MEMBRANE ELECTRICAL PROPERTIES AND SPIKE CHARACTERISTICS IN A PAIR OF IDENTIFIED ELECTRICALLY COUPLED <i>LYMNAEA STAGNALIS</i> NEURONS AT LONG-LASTING EXPERIMENTAL HYPERGLYCEMIA

Abstract

Microelectrode technique was used to study the responses of identified peptide-containing cells VD1 and RPaD2 within isolated CNS of Lymnaea stagnalis to long-lasting (not less 2 h) exposure in D-glucose (10 mM) containing solution. It has been established that electrical characteristics of RPaD2 membrane, compared to VD1, undergo significant changes under experimental hyperglycemia. Decrease of membrane resistance (Rm), accompanied by an increase of membrane capacitance (Cm) and time constant (τm), were observed. Despite the invariance of their firing rate, depolarization of VD1 membrane take place, while RPaD2 membrane potential did not vary significantly. Modifications in time-course, but not amplitude, of VD1 and RPaD2 action potentials were similar and resulted in increase of their main phases (rising, falling, undershoot) duration.
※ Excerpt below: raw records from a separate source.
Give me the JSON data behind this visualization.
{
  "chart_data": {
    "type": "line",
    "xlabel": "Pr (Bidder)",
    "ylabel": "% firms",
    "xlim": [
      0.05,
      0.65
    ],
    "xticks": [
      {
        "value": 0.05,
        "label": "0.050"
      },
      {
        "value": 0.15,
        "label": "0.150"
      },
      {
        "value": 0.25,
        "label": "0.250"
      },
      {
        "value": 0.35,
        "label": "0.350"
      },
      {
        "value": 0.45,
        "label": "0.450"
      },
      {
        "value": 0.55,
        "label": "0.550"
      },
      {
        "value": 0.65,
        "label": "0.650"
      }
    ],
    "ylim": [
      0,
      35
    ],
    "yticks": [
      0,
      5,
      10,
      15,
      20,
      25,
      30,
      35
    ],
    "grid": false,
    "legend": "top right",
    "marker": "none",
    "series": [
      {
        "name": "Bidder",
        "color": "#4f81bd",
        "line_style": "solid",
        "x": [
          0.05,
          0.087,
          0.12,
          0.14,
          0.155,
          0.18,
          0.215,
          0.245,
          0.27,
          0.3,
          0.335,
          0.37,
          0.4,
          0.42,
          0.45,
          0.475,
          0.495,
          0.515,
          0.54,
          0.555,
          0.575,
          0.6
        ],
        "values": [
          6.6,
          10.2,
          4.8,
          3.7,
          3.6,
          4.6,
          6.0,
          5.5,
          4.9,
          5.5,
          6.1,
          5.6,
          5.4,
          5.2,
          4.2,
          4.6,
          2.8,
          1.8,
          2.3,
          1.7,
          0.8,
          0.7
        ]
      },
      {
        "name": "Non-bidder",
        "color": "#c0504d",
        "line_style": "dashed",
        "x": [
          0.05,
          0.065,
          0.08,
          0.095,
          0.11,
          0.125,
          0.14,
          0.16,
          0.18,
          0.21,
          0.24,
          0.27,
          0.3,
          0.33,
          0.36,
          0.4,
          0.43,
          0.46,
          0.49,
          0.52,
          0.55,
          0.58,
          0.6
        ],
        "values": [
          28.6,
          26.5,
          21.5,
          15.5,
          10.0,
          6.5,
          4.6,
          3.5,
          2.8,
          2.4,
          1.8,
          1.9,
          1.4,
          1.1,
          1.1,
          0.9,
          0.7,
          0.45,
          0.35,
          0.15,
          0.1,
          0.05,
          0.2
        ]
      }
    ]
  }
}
It is assumed that “identity” in membrane electrical properties of Lymnaea’s CNS neurosecretory neurons (VD1/RPaD2) at hyperglycemia plays an adaptive role, aimed to overcome the possible desynchronization of their spike activity as a result of electrical decoupling, initiated by a high glucose content in intercellular space.